US 11,881,038 B2
	Multi-directional scene text recognition method and system based on multi-element attention mechanism
Liangrui Peng, Beijing (CN); Ruijie Yan, Beijing (CN); Shanyu Xiao, Beijing (CN); Gang Yao, Beijing (CN); Shengjin Wang, Beijing (CN); Jaesik Min, Gyeonggi-do (KR); and Jong Ub Suk, Seoul (KR)
Assigned to TSINGHUA UNIVERSITY, Beijing (CN); HYUNDAI MOTOR COMPANY, Seoul (KR); and KIA CORPORATION, Seoul (KR)
Filed by Tsinghua University, Beijing (CN); Hyundai Motor Company, Seoul (KR); and Kia Corporation, Seoul (KR)
Filed on Oct. 15, 2021, as Appl. No. 17/502,533.
Claims priority of application No. 202011107999.1 (CN), filed on Oct. 16, 2020.
Prior Publication US 2022/0121871 A1, Apr. 21, 2022
Int. Cl. G06V 20/00 (2022.01); G06V 20/62 (2022.01); G06V 10/40 (2022.01); G06V 10/94 (2022.01); G06F 18/213 (2023.01); G06N 3/045 (2023.01); G06V 30/10 (2022.01)

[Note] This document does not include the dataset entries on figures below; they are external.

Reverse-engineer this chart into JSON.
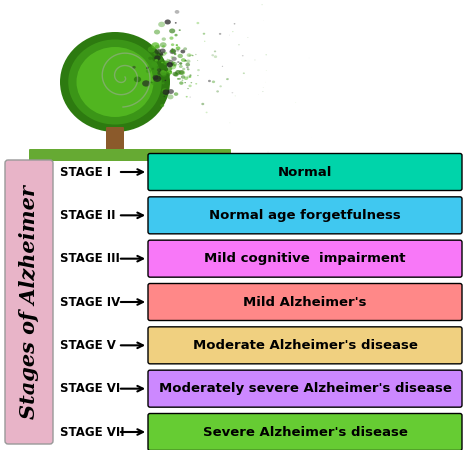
{
  "sidebar_label": "Stages of Alzheimer",
  "sidebar_color": "#e8b4c8",
  "stages": [
    "STAGE I",
    "STAGE II",
    "STAGE III",
    "STAGE IV",
    "STAGE V",
    "STAGE VI",
    "STAGE VII"
  ],
  "labels": [
    "Normal",
    "Normal age forgetfulness",
    "Mild cognitive  impairment",
    "Mild Alzheimer's",
    "Moderate Alzheimer's disease",
    "Moderately severe Alzheimer's disease",
    "Severe Alzheimer's disease"
  ],
  "box_colors": [
    "#00d4aa",
    "#40c8f0",
    "#f878f8",
    "#ff8888",
    "#f0d080",
    "#cc88ff",
    "#66cc33"
  ],
  "background_color": "#ffffff",
  "label_fontsize": 9.5,
  "stage_fontsize": 8.5,
  "sidebar_fontsize": 15,
  "tree_color_dark": "#2d7a10",
  "tree_color_mid": "#3d9918",
  "tree_color_light": "#55bb22",
  "trunk_color": "#8B5a2B",
  "ground_color": "#66aa33"
}
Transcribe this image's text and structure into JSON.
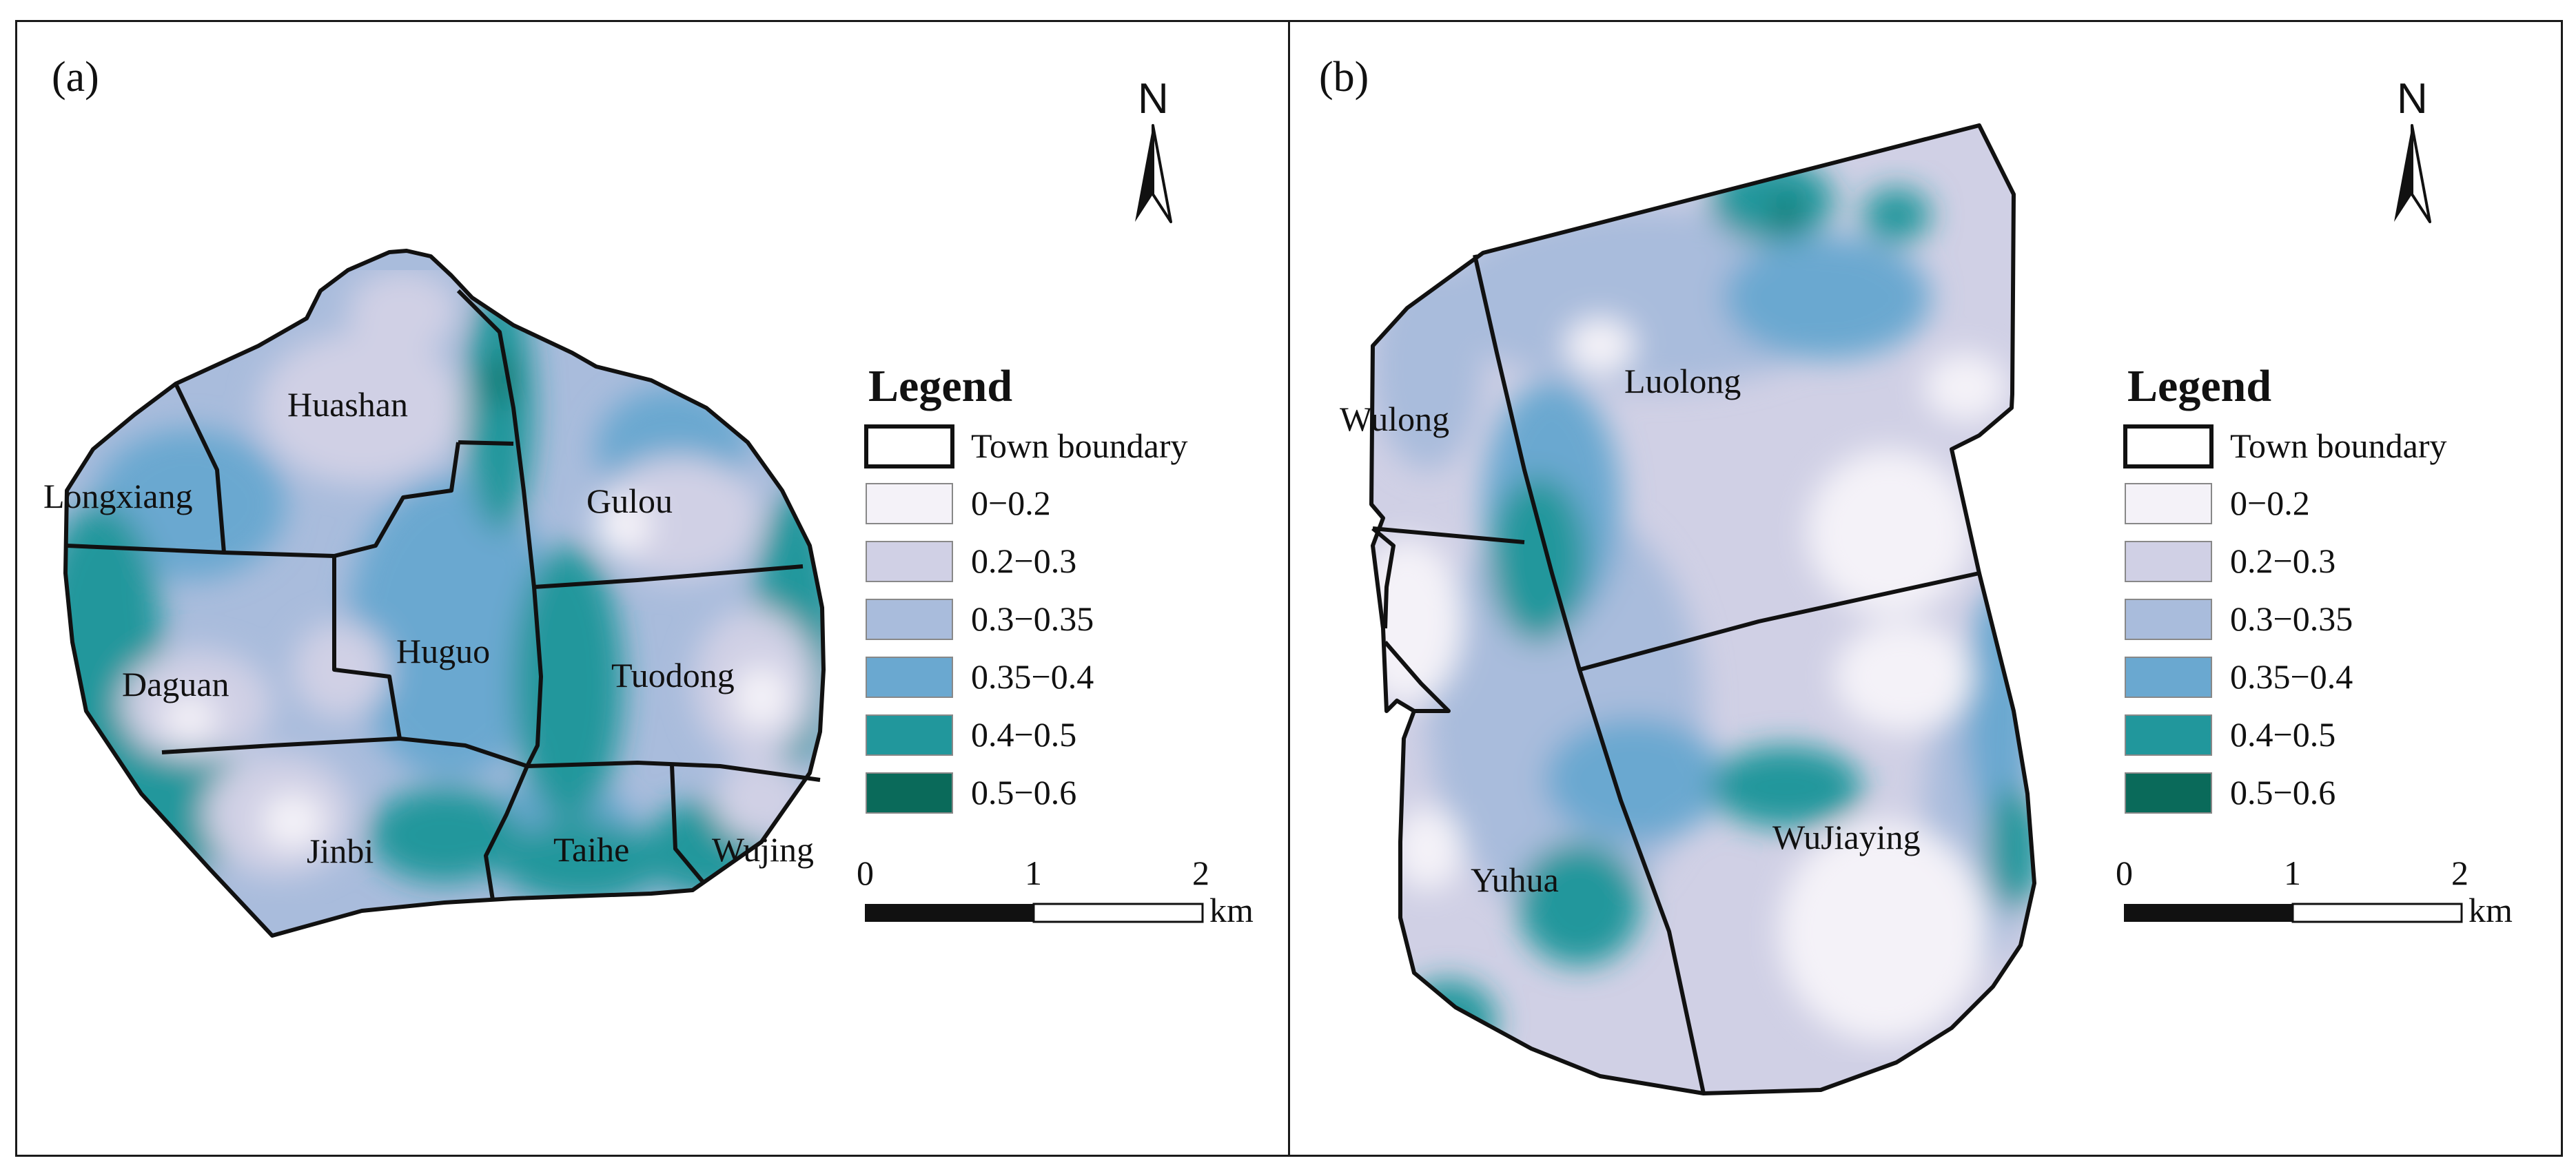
{
  "colors": {
    "c1": "#f4f2f8",
    "c2": "#d0d0e5",
    "c3": "#a9bcdc",
    "c4": "#6aa8d0",
    "c5": "#21979c",
    "c6": "#0a6a5a",
    "boundary": "#111111"
  },
  "panels": [
    {
      "label": "(a)",
      "towns": [
        "Huashan",
        "Longxiang",
        "Gulou",
        "Huguo",
        "Daguan",
        "Tuodong",
        "Jinbi",
        "Taihe",
        "Wujing"
      ]
    },
    {
      "label": "(b)",
      "towns": [
        "Wulong",
        "Luolong",
        "Yuhua",
        "WuJiaying"
      ]
    }
  ],
  "north_arrow": {
    "letter": "N"
  },
  "legend": {
    "title": "Legend",
    "boundary_label": "Town boundary",
    "classes": [
      {
        "label": "0−0.2",
        "color": "#f4f2f8"
      },
      {
        "label": "0.2−0.3",
        "color": "#d0d0e5"
      },
      {
        "label": "0.3−0.35",
        "color": "#a9bcdc"
      },
      {
        "label": "0.35−0.4",
        "color": "#6aa8d0"
      },
      {
        "label": "0.4−0.5",
        "color": "#21979c"
      },
      {
        "label": "0.5−0.6",
        "color": "#0a6a5a"
      }
    ]
  },
  "scale_bar": {
    "ticks": [
      "0",
      "1",
      "2"
    ],
    "unit": "km"
  }
}
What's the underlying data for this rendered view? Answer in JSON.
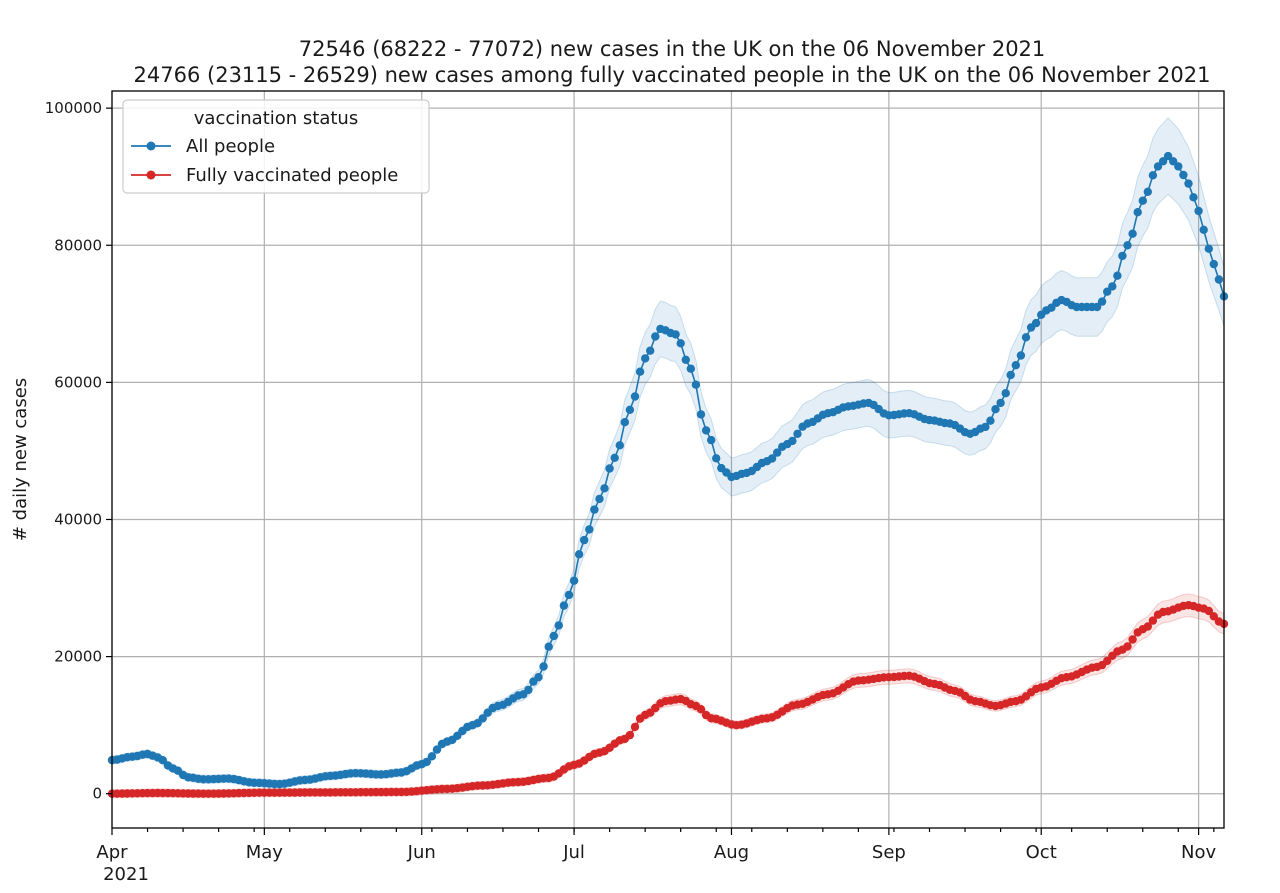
{
  "chart_data": {
    "type": "line",
    "title": [
      "72546 (68222 - 77072) new cases in the UK on the 06 November 2021",
      "24766 (23115 - 26529) new cases among fully vaccinated people in the UK on the 06 November 2021"
    ],
    "xlabel": "",
    "ylabel": "# daily new cases",
    "xlim": [
      "2021-04-01",
      "2021-11-06"
    ],
    "ylim": [
      -5000,
      102500
    ],
    "x_ticks": [
      {
        "date": "2021-04-01",
        "label": "Apr",
        "sublabel": "2021"
      },
      {
        "date": "2021-05-01",
        "label": "May"
      },
      {
        "date": "2021-06-01",
        "label": "Jun"
      },
      {
        "date": "2021-07-01",
        "label": "Jul"
      },
      {
        "date": "2021-08-01",
        "label": "Aug"
      },
      {
        "date": "2021-09-01",
        "label": "Sep"
      },
      {
        "date": "2021-10-01",
        "label": "Oct"
      },
      {
        "date": "2021-11-01",
        "label": "Nov"
      }
    ],
    "y_ticks": [
      0,
      20000,
      40000,
      60000,
      80000,
      100000
    ],
    "y_tick_labels": [
      "0",
      "20000",
      "40000",
      "60000",
      "80000",
      "100000"
    ],
    "grid": true,
    "legend": {
      "title": "vaccination status",
      "position": "top-left"
    },
    "series": [
      {
        "name": "All people",
        "color": "#1f77b4",
        "band_color": "#1f77b4",
        "marker": "circle",
        "points": [
          [
            "2021-04-01",
            4900
          ],
          [
            "2021-04-05",
            5400
          ],
          [
            "2021-04-08",
            5800
          ],
          [
            "2021-04-10",
            5300
          ],
          [
            "2021-04-13",
            3700
          ],
          [
            "2021-04-16",
            2400
          ],
          [
            "2021-04-19",
            2100
          ],
          [
            "2021-04-24",
            2200
          ],
          [
            "2021-04-29",
            1600
          ],
          [
            "2021-05-04",
            1400
          ],
          [
            "2021-05-09",
            2000
          ],
          [
            "2021-05-14",
            2600
          ],
          [
            "2021-05-19",
            3000
          ],
          [
            "2021-05-24",
            2800
          ],
          [
            "2021-05-28",
            3100
          ],
          [
            "2021-06-01",
            4300
          ],
          [
            "2021-06-06",
            7600
          ],
          [
            "2021-06-11",
            10000
          ],
          [
            "2021-06-16",
            12800
          ],
          [
            "2021-06-21",
            14500
          ],
          [
            "2021-06-24",
            17000
          ],
          [
            "2021-06-27",
            23000
          ],
          [
            "2021-06-30",
            29000
          ],
          [
            "2021-07-03",
            37000
          ],
          [
            "2021-07-06",
            43000
          ],
          [
            "2021-07-09",
            49000
          ],
          [
            "2021-07-12",
            56000
          ],
          [
            "2021-07-15",
            63500
          ],
          [
            "2021-07-18",
            67800
          ],
          [
            "2021-07-21",
            67000
          ],
          [
            "2021-07-24",
            62000
          ],
          [
            "2021-07-27",
            53000
          ],
          [
            "2021-07-30",
            47500
          ],
          [
            "2021-08-01",
            46200
          ],
          [
            "2021-08-04",
            46800
          ],
          [
            "2021-08-08",
            48500
          ],
          [
            "2021-08-12",
            51000
          ],
          [
            "2021-08-16",
            54000
          ],
          [
            "2021-08-20",
            55500
          ],
          [
            "2021-08-24",
            56500
          ],
          [
            "2021-08-28",
            57000
          ],
          [
            "2021-09-01",
            55200
          ],
          [
            "2021-09-05",
            55500
          ],
          [
            "2021-09-09",
            54500
          ],
          [
            "2021-09-13",
            54000
          ],
          [
            "2021-09-17",
            52500
          ],
          [
            "2021-09-20",
            53500
          ],
          [
            "2021-09-23",
            57000
          ],
          [
            "2021-09-26",
            62500
          ],
          [
            "2021-09-29",
            68000
          ],
          [
            "2021-10-02",
            70500
          ],
          [
            "2021-10-05",
            72000
          ],
          [
            "2021-10-08",
            71000
          ],
          [
            "2021-10-12",
            71000
          ],
          [
            "2021-10-15",
            74000
          ],
          [
            "2021-10-18",
            80000
          ],
          [
            "2021-10-21",
            86500
          ],
          [
            "2021-10-24",
            91500
          ],
          [
            "2021-10-26",
            93000
          ],
          [
            "2021-10-28",
            91500
          ],
          [
            "2021-10-30",
            89000
          ],
          [
            "2021-11-01",
            85000
          ],
          [
            "2021-11-03",
            79500
          ],
          [
            "2021-11-05",
            75000
          ],
          [
            "2021-11-06",
            72546
          ]
        ]
      },
      {
        "name": "Fully vaccinated people",
        "color": "#d62728",
        "band_color": "#d62728",
        "marker": "circle",
        "points": [
          [
            "2021-04-01",
            0
          ],
          [
            "2021-04-10",
            100
          ],
          [
            "2021-04-20",
            0
          ],
          [
            "2021-05-01",
            150
          ],
          [
            "2021-05-15",
            200
          ],
          [
            "2021-05-28",
            250
          ],
          [
            "2021-06-06",
            700
          ],
          [
            "2021-06-13",
            1200
          ],
          [
            "2021-06-20",
            1700
          ],
          [
            "2021-06-26",
            2300
          ],
          [
            "2021-07-01",
            4200
          ],
          [
            "2021-07-06",
            6000
          ],
          [
            "2021-07-11",
            8000
          ],
          [
            "2021-07-15",
            11500
          ],
          [
            "2021-07-19",
            13500
          ],
          [
            "2021-07-22",
            13800
          ],
          [
            "2021-07-25",
            12800
          ],
          [
            "2021-07-28",
            11000
          ],
          [
            "2021-08-02",
            10000
          ],
          [
            "2021-08-08",
            11000
          ],
          [
            "2021-08-14",
            13000
          ],
          [
            "2021-08-20",
            14500
          ],
          [
            "2021-08-26",
            16500
          ],
          [
            "2021-09-01",
            17000
          ],
          [
            "2021-09-05",
            17200
          ],
          [
            "2021-09-10",
            16000
          ],
          [
            "2021-09-14",
            15000
          ],
          [
            "2021-09-18",
            13500
          ],
          [
            "2021-09-22",
            12800
          ],
          [
            "2021-09-26",
            13500
          ],
          [
            "2021-10-01",
            15500
          ],
          [
            "2021-10-06",
            17000
          ],
          [
            "2021-10-12",
            18500
          ],
          [
            "2021-10-17",
            21000
          ],
          [
            "2021-10-21",
            24000
          ],
          [
            "2021-10-25",
            26500
          ],
          [
            "2021-10-30",
            27500
          ],
          [
            "2021-11-02",
            27000
          ],
          [
            "2021-11-06",
            24766
          ]
        ]
      }
    ]
  }
}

CPC G06V 20/62 (2022.01) [G06F 18/213 (2023.01); G06N 3/045 (2023.01); G06V 10/40 (2022.01); G06V 10/95 (2022.01); G06V 30/10 (2022.01)]

19 Claims

1. A method of multi-directional scene text recognition based on multi-element attention mechanism, comprising:

performing, by a feature extractor, normalization processing for a text row/column image I output from an external text detection module;

extracting, by the feature extractor, a feature for the normalized image by using a deep convolutional neural network to acquire an initial feature map F₀;

adding, by the feature extractor, a 2-dimensional directional positional encoding P to the initial feature map F₀in order to output a multi-channel feature map F, wherein the size of the feature map F is HF×WF, and a number of channels is D;

modeling, by an encoder, each element of the feature map F output from the feature extractor as a vertex of a graph;

converting, by the encoder, the multi-channel feature map F into a hidden representation H through designing a local adjacency matrix, a neighboring adjacency matrix, and a global adjacency matrix for the graph and implementing multi-element attention mechanisms of local, neighboring, and global; and

converting, by a decoder, the hidden representation H output from the encoder into recognized text and setting the recognized text as the output result,

wherein the encoder,

is constituted by two identical encoding unit stacks, and each encoding unit includes a local attention module MEA_Local, a neighboring attention module MEA_Neighbor, and a global attention module MEA_Global, and a feed forward network module, and

decomposes the elements of the multi-channel feature map F to a vector according to column order, and obtains a feature matrix X, and the dimension of the feature matrix X is N×D, i.e., an N-row and D-column matrix, the N represents the number of elements of each channel, N=H_F×W_F, and D represents the number of channels of the feature map F.